Elke dag een stukje Betuwse geschiedenis
TIEL – De Betuwe is meer dan Flipje Tiel en het Rivierenland is meer dan bloeiende boomgaarden en jam.
Neem nu de paardenmarkt van Beusichem, het meeloproer in Culemborg en de komst van de eerste tandarts in Tiel. In ”Het Betuwe boek” komt het allemaal aan bod. Het boekwerkje geeft met 365 korte bijdragen –voor elke dag één– een overzicht van alles wat de Betuwe tot de Betuwe maakt.
Het boekje is de afgelopen zomer verschenen ter gelegenheid van de opening van het gebouw van het Regionaal Archief Rivierenland. De samenstellers, onder wie streekarchivaris Ella Kok-Majewski, beginnen met de legende dat de Betuwe is ontstaan door een ruzie tussen twee reuzen. De mastodonten waren zonder te praten al zo’n duizend jaar bezig om de Rijn te graven. Dan verstoort een van de twee de rust en stelt optimistisch vast dat het lekker opschiet. De andere reus ergert zich zo aan die kletsmajoor dat hij zijn eigen rivier gaat graven, waardoor de Waal ontstaat.

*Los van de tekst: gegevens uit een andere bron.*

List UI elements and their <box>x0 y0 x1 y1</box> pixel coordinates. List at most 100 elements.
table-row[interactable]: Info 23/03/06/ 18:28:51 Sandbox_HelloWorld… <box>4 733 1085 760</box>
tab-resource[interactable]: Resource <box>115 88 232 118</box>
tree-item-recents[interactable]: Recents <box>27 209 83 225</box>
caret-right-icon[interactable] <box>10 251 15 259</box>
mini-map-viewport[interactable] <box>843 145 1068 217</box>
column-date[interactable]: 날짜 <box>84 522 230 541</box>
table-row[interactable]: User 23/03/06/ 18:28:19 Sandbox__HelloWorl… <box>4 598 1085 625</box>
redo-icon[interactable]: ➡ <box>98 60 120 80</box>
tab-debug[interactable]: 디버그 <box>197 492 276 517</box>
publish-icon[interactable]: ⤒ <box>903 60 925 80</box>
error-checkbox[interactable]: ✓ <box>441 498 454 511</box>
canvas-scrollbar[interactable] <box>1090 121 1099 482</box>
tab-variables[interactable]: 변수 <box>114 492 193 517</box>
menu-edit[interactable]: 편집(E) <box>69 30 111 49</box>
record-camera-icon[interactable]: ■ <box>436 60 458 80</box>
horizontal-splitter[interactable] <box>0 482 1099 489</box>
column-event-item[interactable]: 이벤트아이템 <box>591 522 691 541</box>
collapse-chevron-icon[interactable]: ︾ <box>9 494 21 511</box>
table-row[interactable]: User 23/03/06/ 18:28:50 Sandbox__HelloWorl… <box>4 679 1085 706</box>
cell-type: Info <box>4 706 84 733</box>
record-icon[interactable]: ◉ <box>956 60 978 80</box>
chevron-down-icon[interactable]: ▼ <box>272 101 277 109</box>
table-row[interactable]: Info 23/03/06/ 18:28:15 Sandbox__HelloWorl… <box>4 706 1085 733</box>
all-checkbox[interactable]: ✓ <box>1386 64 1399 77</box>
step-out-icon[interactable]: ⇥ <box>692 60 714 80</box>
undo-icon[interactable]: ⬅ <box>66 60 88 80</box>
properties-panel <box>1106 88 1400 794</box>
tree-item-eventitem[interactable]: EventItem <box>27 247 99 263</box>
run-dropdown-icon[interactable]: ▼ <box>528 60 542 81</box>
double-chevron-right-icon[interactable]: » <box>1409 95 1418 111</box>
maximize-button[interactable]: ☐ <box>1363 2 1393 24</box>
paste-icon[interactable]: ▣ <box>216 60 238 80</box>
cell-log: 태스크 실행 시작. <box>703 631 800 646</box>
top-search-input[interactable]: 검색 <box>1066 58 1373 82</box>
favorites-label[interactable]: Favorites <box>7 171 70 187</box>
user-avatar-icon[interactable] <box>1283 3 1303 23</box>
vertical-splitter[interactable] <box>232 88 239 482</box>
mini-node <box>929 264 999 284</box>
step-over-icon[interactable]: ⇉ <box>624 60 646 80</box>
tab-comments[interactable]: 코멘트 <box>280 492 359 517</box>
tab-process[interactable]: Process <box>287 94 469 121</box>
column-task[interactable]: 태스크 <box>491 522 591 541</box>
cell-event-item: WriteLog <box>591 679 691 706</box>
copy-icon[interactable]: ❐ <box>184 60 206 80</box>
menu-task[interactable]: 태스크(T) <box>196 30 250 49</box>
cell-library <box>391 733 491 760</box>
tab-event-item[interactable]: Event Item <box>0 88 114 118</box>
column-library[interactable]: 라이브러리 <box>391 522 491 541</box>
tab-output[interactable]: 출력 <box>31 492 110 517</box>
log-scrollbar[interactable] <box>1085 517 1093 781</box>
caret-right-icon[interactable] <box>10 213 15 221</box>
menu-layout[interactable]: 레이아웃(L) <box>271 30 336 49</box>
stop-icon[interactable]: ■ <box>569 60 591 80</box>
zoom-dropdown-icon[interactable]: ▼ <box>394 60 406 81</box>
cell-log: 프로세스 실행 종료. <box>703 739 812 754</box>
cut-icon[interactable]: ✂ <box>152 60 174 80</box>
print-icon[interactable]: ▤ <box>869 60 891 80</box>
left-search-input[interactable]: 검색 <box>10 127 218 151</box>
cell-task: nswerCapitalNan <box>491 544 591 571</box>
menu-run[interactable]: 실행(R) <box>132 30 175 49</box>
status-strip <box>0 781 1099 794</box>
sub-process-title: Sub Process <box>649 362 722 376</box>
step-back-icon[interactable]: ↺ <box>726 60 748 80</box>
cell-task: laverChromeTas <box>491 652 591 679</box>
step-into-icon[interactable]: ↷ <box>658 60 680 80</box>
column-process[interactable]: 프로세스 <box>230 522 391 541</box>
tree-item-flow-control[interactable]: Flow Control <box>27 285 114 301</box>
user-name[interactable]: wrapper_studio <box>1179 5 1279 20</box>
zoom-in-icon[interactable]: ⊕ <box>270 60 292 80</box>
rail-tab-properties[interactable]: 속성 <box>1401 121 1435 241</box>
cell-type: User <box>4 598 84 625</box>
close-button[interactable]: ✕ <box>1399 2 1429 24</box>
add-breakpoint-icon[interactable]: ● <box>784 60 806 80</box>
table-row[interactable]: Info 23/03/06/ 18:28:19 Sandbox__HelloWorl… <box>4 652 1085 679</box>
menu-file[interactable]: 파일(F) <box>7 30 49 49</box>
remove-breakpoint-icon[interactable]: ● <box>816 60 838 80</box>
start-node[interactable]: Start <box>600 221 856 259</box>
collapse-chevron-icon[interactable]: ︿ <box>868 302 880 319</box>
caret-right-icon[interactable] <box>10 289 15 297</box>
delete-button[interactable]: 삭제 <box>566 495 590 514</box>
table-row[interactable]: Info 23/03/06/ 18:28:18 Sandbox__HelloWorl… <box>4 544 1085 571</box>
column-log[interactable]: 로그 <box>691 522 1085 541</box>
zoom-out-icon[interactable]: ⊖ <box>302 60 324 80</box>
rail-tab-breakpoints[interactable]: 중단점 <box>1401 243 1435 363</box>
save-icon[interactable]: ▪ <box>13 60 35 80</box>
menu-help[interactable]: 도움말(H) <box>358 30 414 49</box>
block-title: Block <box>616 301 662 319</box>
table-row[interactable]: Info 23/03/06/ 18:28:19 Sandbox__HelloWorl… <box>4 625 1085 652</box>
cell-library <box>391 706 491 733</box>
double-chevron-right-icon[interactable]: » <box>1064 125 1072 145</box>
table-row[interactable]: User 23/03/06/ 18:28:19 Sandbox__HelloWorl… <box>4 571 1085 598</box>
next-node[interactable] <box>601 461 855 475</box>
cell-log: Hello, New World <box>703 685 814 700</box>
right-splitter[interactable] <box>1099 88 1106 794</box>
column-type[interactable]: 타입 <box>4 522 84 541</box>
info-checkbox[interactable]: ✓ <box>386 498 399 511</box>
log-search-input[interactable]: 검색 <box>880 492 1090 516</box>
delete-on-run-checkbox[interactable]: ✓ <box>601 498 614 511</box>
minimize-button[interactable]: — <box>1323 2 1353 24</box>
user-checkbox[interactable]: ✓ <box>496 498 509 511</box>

De schrijvers laten de anekdote verder links liggen en storten zich op zaken die wél op waarheid berusten. De eerste sporen van bewoning dateren van ver voor de Romeinse tijd, maar het eerste hoofdstuk, ”Bewoond rivierengebied”, komt toch al snel bij diezelfde Romeinen uit. En bij de Batavieren natuurlijk. En vervolgens bij graaf Dodo, die de naamgever van Dodewaard blijkt te zijn. Onder zijn bezielende leiding worden de Noormannen voor een tijdje uit de streek verdreven.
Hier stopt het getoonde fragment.